Criminal Justice System Modernization Strategy

Posted on March 09, 2018

The Manitoba government’s criminal justice system modernization strategy will help end cycles of crime, create safer communities and ensure timely access to justice for Manitobans, Justice Minister and Attorney General Heather Stefanson announced.

“Over the last decade, our province has seen high crime and incarceration rates, little focus on reducing cycles of crime and a continued overrepresentation of Indigenous peoples within the justice system,” said Stefanson.  “The lack of progress on these significant issues has resulted in Manitobans losing confidence in the criminal justice system.  Manitoba Justice has been working tirelessly to review the criminal justice system to identify opportunities to improve services and outcomes while restoring public confidence.  Through our strategic plan to modernize the criminal justice system, we will improve safety in our communities, ensure more timely access to justice for victims and make necessary progress on addressing the causes of crime.”

The criminal justice system modernization strategy is the result of an internal review that found that Manitoba has the highest adult incarceration rate among provinces with high violent crime and recidivism rates.  The review also found that criminal matters take far too long to move through the court system, delaying justice for too many victims in Manitoba, said Stefanson.

In response, the criminal justice system modernization strategy commits the Manitoba government to significant change at every level of the criminal justice system.  To stay accountable to Manitobans, the minister added that beginning in 2019, Manitoba Justice will report annually on key performance indicators.

Stefanson noted there are four essential components to the strategy:

  • Preventing crime through strategic intervention and increased use of community mobilization programs in partnership with law enforcement.  Manitoba will also work collaboratively with community stakeholders, law enforcement, and all levels of government to address mental health and addictions challenges that contribute to crime.
  • Focusing resources on the most serious criminal cases by increasing the appropriate use of direct indictments and making prompt decisions about whether a matter should proceed in the traditional criminal justice system or if it would be better handled through other means.
  • More effectively using restorative justice to hold less-serious offenders accountable to victims and address the root causes of their criminal behaviour outside the traditional criminal justice system.  These approaches help repair the harm done to victims while advancing the mission of reconciliation with Indigenous peoples.
  • Responsibly reintegrate offenders back into society through a combination of intensive probation supervision and community supports to ensure offenders have employment, education and housing opportunities upon their release.  This will reduce recidivism and make our communities safer.

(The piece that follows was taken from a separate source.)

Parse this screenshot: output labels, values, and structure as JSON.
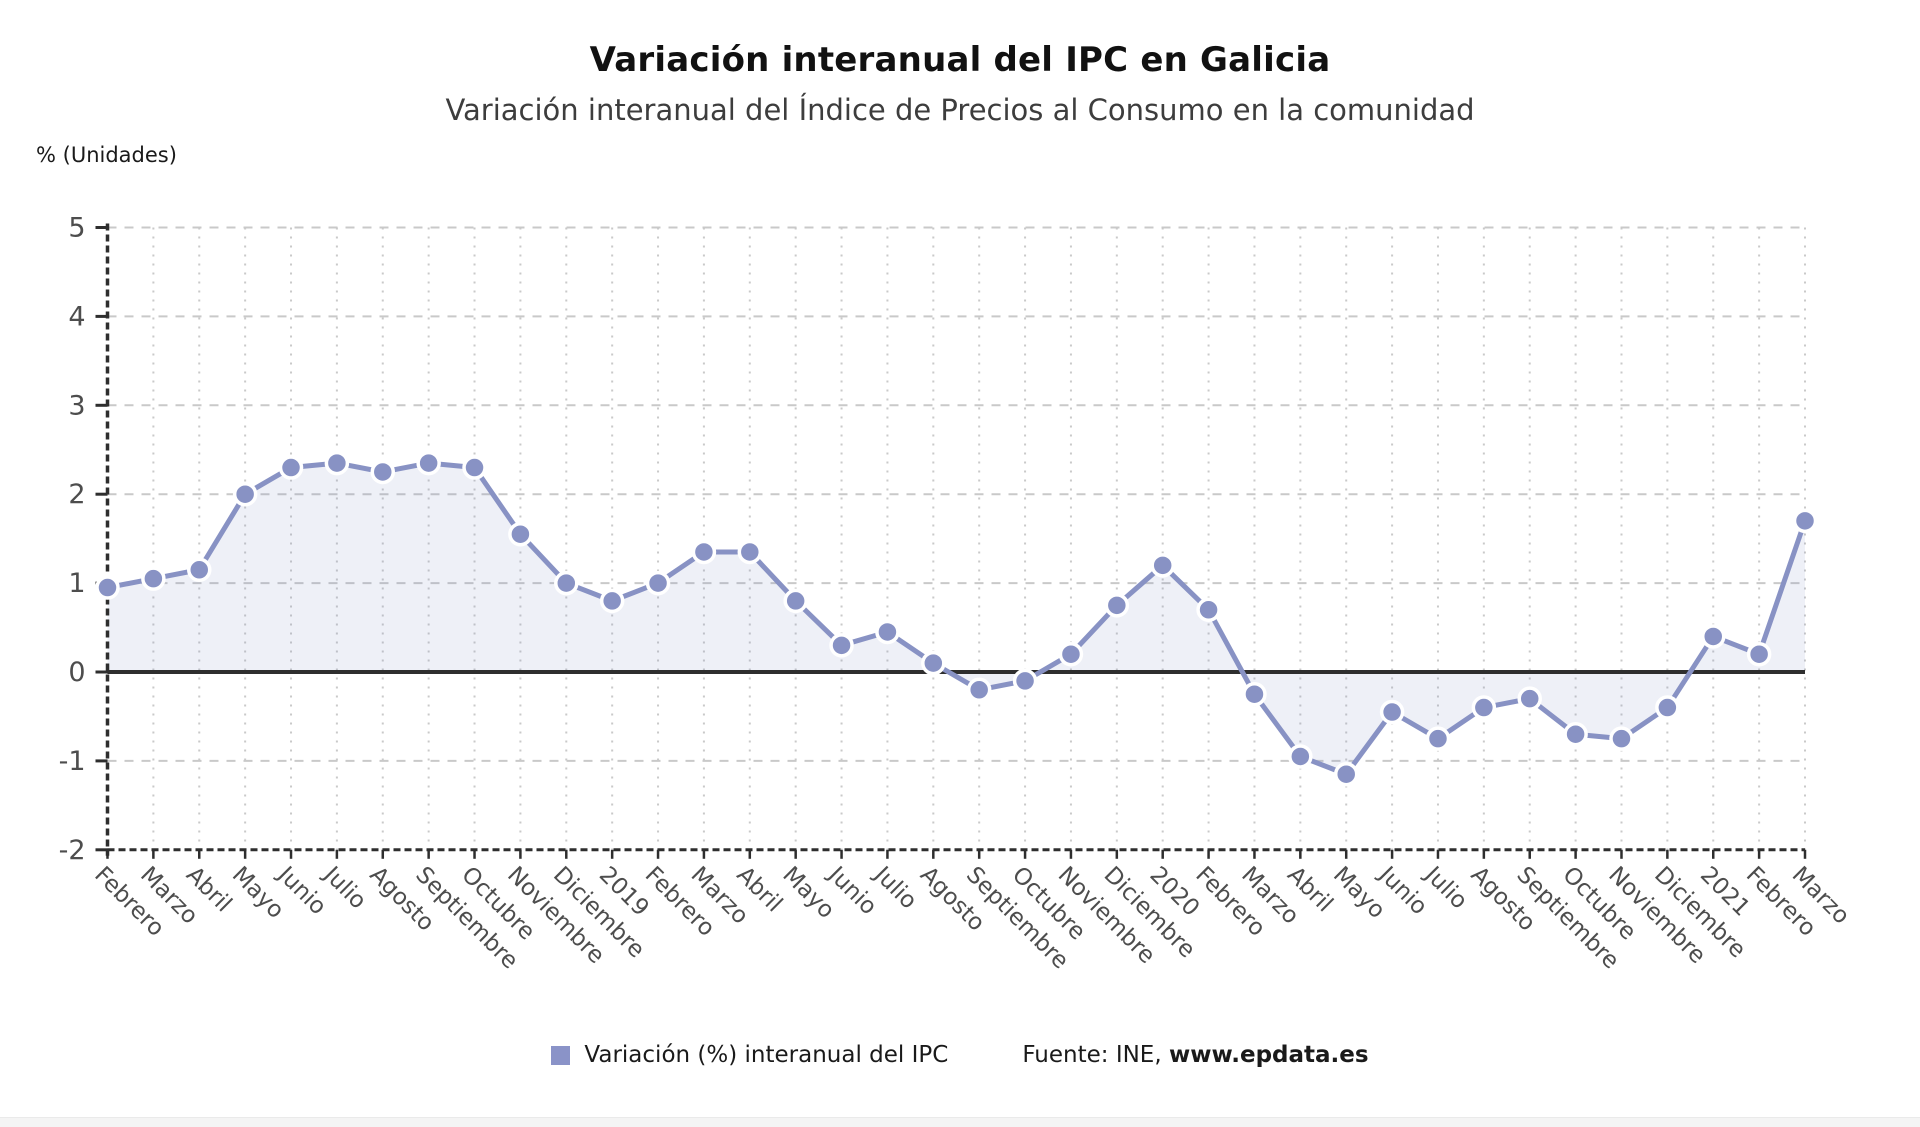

“We are pleased that Manitoba has shown its commitment to restorative justice in their strategic plan for the criminal justice system,” said Julia Robson, executive director, Onashowewin Justice Circle.  “When used effectively, restorative justice programs place individuals on a better and healthier path in their lives, and help to repair the harm that crime causes families and communities.”

“Community mobilization projects that facilitate partnerships between government, police, school divisions, child and family services, and community based programs improve the safety and well-being of communities,” said Heather Leeman, executive director, Block-by-Block Community Safety and Well-being Initiative.  “We are very pleased to see this commitment to meaningful crime prevention from the Manitoba government.”